Verzoeker vraagt om schorsing, met toepassing van artikel 66, eerste lid Pbw, van de (verdere) tenuitvoerlegging van de beslissing van de directeur van genoemde locatie d.d. 16 augustus 2011, inhoudende de oplegging van een ordemaatregel van plaatsing
in afzondering in een afzonderingscel voor de duur van veertien dagen, ingaande op 16 augustus 2011 om 08.30 uur en eindigende op 30 augustus 2011 om 08.30 uur. Aan deze beslissing ligt ten grondslag dat verzoeker zowel op 10 als op 15 augustus 2011
misbruik heeft gemaakt van hem toegekende vrijheden door met een verlofpas de inrichting te verlaten om een training te bezoeken terwijl verzoeker niet had aangegeven dat deze trainingen vanwege vakantie niet doorgingen.

De voorzitter heeft kennisgenomen van de schriftelijke inlichtingen van de directeur d.d. 19 augustus 2011.

1. De standpunten van verzoeker en van de directeur
Verzoeker heeft zijn schorsingsverzoek schriftelijk toegelicht en de directeur heeft schriftelijk zijn standpunt met betrekking tot dit verzoek kenbaar gemaakt.

De beoordeling
De voorzitter stelt voorop dat in het kader van het verzoek om schorsing van de tenuitvoerlegging van een beslissing van de directeur slechts ruimte bestaat voor een voorlopige beoordeling en dat de zaak niet ten gronde kan worden onderzocht en
beslist.
Aan de orde is daarom slechts de vraag of de beslissing waartegen beklag is ingediend in strijd is met een wettelijk voorschrift dan wel zodanig onredelijk of onbillijk is dat er een spoedeisend belang is om thans over te gaan tot schorsing van de
(verdere) tenuitvoerlegging van die beslissing. Naar het oordeel van de voorzitter is dat het geval.

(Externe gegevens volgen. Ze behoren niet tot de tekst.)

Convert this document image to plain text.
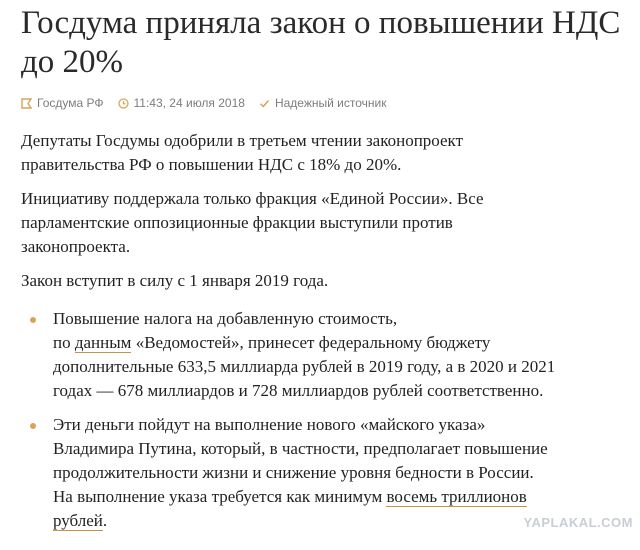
Госдума приняла закон о повышении НДС
до 20%
Госдума РФ	11:43, 24 июля 2018	Надежный источник

Депутаты Госдумы одобрили в третьем чтении законопроект
правительства РФ о повышении НДС с 18% до 20%.

Инициативу поддержала только фракция «Единой России». Все
парламентские оппозиционные фракции выступили против
законопроекта.

Закон вступит в силу с 1 января 2019 года.

Повышение налога на добавленную стоимость,
по данным «Ведомостей», принесет федеральному бюджету
дополнительные 633,5 миллиарда рублей в 2019 году, а в 2020 и 2021
годах — 678 миллиардов и 728 миллиардов рублей соответственно.
Эти деньги пойдут на выполнение нового «майского указа»
Владимира Путина, который, в частности, предполагает повышение
продолжительности жизни и снижение уровня бедности в России.
На выполнение указа требуется как минимум восемь триллионов
рублей.	YAPLAKAL.COM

Uit de inlichtingen van de directeur volgt dat verzoeker zowel op 10 als op 15 augustus 2011 met een verlofpas de inrichting heeft verlaten om op eigen gelegenheid naar de locatie Ooyerhoek Zutphen te gaan om aldaar een interventietraining te volgen.
Verzoeker had echter verzuimd aan te geven dat er op 10 en 15 augustus 2011 geen trainingen zouden worden gegeven wegens vakantie. Verzoeker was hier al sinds 31 mei 2011 van op de hoogte.

Na terugkeer in de inrichting is verzoeker in afzondering geplaatst. De beslissing van de directeur met als opschrift “Ordemaatregel (art. 23/24 PBW)” luidt voor zover hier van belang: “Hierbij deel ik u mede (...) dat u de volgende ordemaatregel is
opgelegd: 14 dagen afzondering in afzonderingscel (art. 24.2 PBW) (...) Deze beslissing is genomen op grond van de volgende overwegingen: U heeft de inrichting verlaten met een verlofpas om de COVA training te bezoeken. U heeft niet aangegeven dat
vanwege vakantie de COVA training niet doorging, dit was zowel op 10 als 15 augustus het geval. U heeft misbruik gemaakt van toegekende vrijheden.”

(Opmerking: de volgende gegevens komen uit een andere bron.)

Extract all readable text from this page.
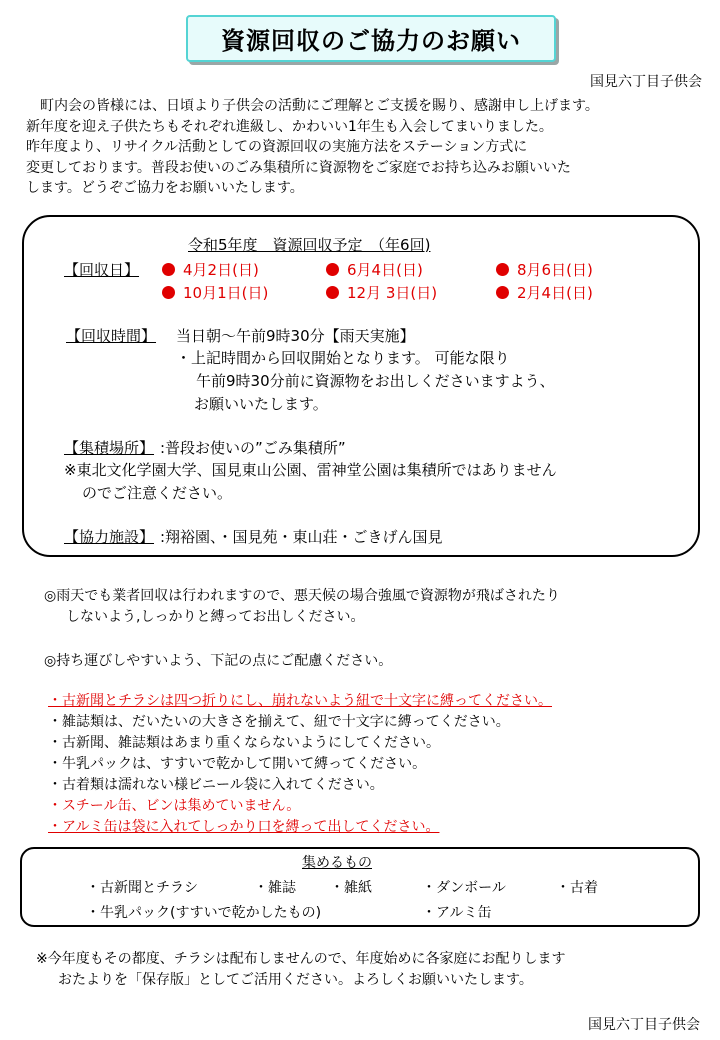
資源回収のご協力のお願い
国見六丁目子供会

町内会の皆様には、日頃より子供会の活動にご理解とご支援を賜り、感謝申し上げます。

新年度を迎え子供たちもそれぞれ進級し、かわいい1年生も入会してまいりました。

昨年度より、リサイクル活動としての資源回収の実施方法をステーション方式に

変更しております。普段お使いのごみ集積所に資源物をご家庭でお持ち込みお願いいた

します。どうぞご協力をお願いいたします。

令和5年度　資源回収予定　（年6回)
【回収日】	4月2日(日)	6月4日(日)	8月6日(日)
10月1日(日)	12月 3日(日)	2月4日(日)
【回収時間】 当日朝～午前9時30分【雨天実施】
・上記時間から回収開始となります。 可能な限り
午前9時30分前に資源物をお出しくださいますよう、
お願いいたします。
【集積場所】 :普段お使いの”ごみ集積所”
※東北文化学園大学、国見東山公園、雷神堂公園は集積所ではありません
のでご注意ください。
【協力施設】 :翔裕園、・国見苑・東山荘・ごきげん国見
◎雨天でも業者回収は行われますので、悪天候の場合強風で資源物が飛ばされたり
しないよう,しっかりと縛ってお出しください。
◎持ち運びしやすいよう、下記の点にご配慮ください。
・古新聞とチラシは四つ折りにし、崩れないよう紐で十文字に縛ってください。
・雑誌類は、だいたいの大きさを揃えて、紐で十文字に縛ってください。
・古新聞、雑誌類はあまり重くならないようにしてください。
・牛乳パックは、すすいで乾かして開いて縛ってください。
・古着類は濡れない様ビニール袋に入れてください。
・スチール缶、ビンは集めていません。
・アルミ缶は袋に入れてしっかり口を縛って出してください。
集めるもの
・古新聞とチラシ	・雑誌 ・雑紙	・ダンボール	・古着
・牛乳パック(すすいで乾かしたもの)	・アルミ缶
※今年度もその都度、チラシは配布しませんので、年度始めに各家庭にお配りします
おたよりを「保存版」としてご活用ください。よろしくお願いいたします。
国見六丁目子供会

In zijn reactie op het schorsingsverzoek heeft de directeur aangegeven: “Relevant voor het nemen van de maatregel is dat [klager] niet heeft aangegeven dat afspraken buiten de inrichting waren afgezegd in verband met vakantie.”

Naar het oordeel van de voorzitter blijkt uit een en ander dat de maatregel is opgelegd als sanctie wegens misbruik van vrijheden. Het misbruiken van vrijheden levert in beginsel een strafwaardige gedraging op. Voor een dergelijke strafwaardige
gedraging dient een disciplinaire straf opgelegd te worden en geen ordemaatregel van plaatsing in afzondering. Daaraan doet niet af dat de beslissing van de directeur mogelijk mede is ingegeven met het oog op een door de selectiefunctionaris te nemen
overplaatsingsbeslissing. Plaatsing in afzondering is in dat geval in beginsel mogelijk maar daar moet wel een deugdelijk gemotiveerde beschikking aan ten grondslag liggen. De tenuitvoerlegging van de bestreden beslissing van de directeur komt derhalve
voor schorsing in aanmerking en het verzoek zal worden toegewezen.

2. De uitspraak
De voorzitter wijst het verzoek toe en schorst de tenuitvoerlegging van de bestreden beslissing van de directeur met onmiddellijke ingang, tot het moment waarop de beklagcommissie op het onderliggende beklag zal hebben beslist.

Aldus gegeven door mr. A. van Waarden, voorzitter, in tegenwoordigheid van B.A. Bogaars, secretaris, op 23 augustus 2011.